Q: Hey guys, my drug dealer moved … to jail. Is there a good way to find a replacement? I don’t want to just ask around, but I don’t know how else I’d find someone! — Spencer
Sugar: Oh honey, your mind is a terrible thing to waste! Didn’t your parents ever teach you that drugs are just plain bad? Always say no to drugs! Sounds like the universe is telling you to say no to drugs now that your dealer is rightfully where they belong.
Spice: Cut out the middle man. I learned how to cook crack while working in the kitchen of a prominent Saskatoon restaurant. Come by sometime and I’ll show you how it’s done.

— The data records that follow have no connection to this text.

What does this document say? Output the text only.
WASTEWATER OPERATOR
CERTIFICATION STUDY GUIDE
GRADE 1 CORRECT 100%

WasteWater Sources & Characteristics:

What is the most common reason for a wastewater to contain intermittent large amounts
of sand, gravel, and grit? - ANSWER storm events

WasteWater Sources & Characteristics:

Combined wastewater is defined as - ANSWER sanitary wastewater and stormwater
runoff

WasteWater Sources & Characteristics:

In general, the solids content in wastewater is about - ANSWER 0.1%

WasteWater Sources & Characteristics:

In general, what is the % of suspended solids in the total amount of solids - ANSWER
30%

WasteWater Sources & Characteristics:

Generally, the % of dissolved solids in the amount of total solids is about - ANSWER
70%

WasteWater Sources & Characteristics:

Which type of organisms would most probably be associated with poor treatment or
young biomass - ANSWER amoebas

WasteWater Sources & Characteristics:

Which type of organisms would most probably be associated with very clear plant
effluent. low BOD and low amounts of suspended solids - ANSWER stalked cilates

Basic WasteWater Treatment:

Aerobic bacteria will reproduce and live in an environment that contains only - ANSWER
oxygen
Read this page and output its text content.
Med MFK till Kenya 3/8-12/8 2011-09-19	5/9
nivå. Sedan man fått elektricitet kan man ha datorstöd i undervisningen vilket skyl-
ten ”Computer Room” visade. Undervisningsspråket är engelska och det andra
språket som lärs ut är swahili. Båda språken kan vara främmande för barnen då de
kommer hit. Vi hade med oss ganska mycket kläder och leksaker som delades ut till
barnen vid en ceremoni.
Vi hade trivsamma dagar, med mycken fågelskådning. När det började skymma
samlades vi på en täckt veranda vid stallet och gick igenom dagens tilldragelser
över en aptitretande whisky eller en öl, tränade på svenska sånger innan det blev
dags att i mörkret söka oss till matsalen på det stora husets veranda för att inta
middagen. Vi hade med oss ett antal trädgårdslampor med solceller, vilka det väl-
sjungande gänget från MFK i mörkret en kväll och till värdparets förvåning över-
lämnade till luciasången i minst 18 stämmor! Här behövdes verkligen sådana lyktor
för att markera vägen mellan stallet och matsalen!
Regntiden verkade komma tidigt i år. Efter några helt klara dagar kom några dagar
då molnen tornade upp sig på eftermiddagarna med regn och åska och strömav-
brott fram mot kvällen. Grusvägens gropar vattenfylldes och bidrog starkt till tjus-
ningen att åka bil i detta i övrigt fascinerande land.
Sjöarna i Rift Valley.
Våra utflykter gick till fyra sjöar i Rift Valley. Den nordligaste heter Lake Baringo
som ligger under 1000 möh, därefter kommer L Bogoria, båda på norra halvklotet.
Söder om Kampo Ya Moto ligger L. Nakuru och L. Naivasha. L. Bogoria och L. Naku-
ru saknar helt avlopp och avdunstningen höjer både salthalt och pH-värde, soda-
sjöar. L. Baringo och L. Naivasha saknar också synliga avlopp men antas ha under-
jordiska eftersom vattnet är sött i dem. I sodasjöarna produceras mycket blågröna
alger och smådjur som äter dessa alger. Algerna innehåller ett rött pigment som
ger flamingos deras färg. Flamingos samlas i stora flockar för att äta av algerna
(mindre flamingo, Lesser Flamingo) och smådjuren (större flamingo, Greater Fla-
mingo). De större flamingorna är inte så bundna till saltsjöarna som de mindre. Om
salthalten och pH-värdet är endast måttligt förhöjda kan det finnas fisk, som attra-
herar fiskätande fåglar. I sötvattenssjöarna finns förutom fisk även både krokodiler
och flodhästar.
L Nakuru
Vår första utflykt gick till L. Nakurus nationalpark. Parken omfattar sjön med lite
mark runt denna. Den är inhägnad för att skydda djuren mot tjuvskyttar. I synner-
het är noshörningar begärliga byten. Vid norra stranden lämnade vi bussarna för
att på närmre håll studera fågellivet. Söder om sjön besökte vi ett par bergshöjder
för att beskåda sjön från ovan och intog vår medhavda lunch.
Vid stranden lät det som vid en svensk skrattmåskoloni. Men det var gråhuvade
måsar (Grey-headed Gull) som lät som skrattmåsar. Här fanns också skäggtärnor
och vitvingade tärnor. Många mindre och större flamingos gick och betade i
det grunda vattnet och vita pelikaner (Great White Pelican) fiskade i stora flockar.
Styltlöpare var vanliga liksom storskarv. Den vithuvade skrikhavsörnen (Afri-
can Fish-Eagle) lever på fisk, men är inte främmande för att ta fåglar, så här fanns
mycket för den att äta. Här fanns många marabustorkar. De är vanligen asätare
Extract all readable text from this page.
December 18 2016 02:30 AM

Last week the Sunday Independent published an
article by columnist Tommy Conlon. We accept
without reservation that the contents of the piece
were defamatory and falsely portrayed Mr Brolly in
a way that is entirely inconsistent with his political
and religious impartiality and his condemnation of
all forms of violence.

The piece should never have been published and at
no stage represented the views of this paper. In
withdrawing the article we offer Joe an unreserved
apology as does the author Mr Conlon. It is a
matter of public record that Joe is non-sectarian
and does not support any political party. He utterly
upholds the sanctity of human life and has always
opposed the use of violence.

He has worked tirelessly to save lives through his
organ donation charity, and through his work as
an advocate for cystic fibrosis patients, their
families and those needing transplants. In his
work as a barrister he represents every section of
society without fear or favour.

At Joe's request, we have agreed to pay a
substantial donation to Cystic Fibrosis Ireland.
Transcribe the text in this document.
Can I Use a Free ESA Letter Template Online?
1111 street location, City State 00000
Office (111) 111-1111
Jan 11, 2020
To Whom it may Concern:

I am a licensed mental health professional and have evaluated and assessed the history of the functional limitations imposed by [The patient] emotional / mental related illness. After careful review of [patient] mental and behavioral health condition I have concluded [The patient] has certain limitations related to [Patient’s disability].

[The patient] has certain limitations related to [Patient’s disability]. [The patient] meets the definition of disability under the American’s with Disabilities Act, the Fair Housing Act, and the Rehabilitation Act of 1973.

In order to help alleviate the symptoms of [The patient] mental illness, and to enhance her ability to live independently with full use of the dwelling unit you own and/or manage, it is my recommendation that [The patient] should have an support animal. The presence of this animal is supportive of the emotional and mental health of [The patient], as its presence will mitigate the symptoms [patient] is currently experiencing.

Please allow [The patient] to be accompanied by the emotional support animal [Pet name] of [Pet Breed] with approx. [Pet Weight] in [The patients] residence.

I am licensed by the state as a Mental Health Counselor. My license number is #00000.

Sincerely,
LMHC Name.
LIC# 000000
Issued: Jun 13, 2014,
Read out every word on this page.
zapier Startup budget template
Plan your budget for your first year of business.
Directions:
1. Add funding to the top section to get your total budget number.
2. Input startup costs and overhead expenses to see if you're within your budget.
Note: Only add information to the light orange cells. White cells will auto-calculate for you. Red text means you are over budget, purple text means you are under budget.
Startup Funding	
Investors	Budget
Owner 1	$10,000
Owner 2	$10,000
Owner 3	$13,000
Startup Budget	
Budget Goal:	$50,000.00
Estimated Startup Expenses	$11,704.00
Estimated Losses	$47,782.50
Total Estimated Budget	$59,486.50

Q: Where are the best places to get wild on campus? I’m talking public places, none of this residence room shit. I need to know what broom closets and library aisles to take my honeybun to play. — Ron J
Sugar: Ron J, real love-making is meant for the bedroom and nowhere else. Your shared emotional connection does not belong amongst dust bunnies and half eaten, week old snacks. Sounds like you need to take a class on how to be a gentleman. Woo your lover with flowers and sweet somethings instead of ruffling your shirt buttons.
Spice: Single-stall handicap bathrooms are an absolute delight when it comes to getting your rocks off. But if there isn’t one of those around, try the North Wing of the Murray Library — no one ever goes up there. Give those spots a try and you’ll be busting nuts with the best of them.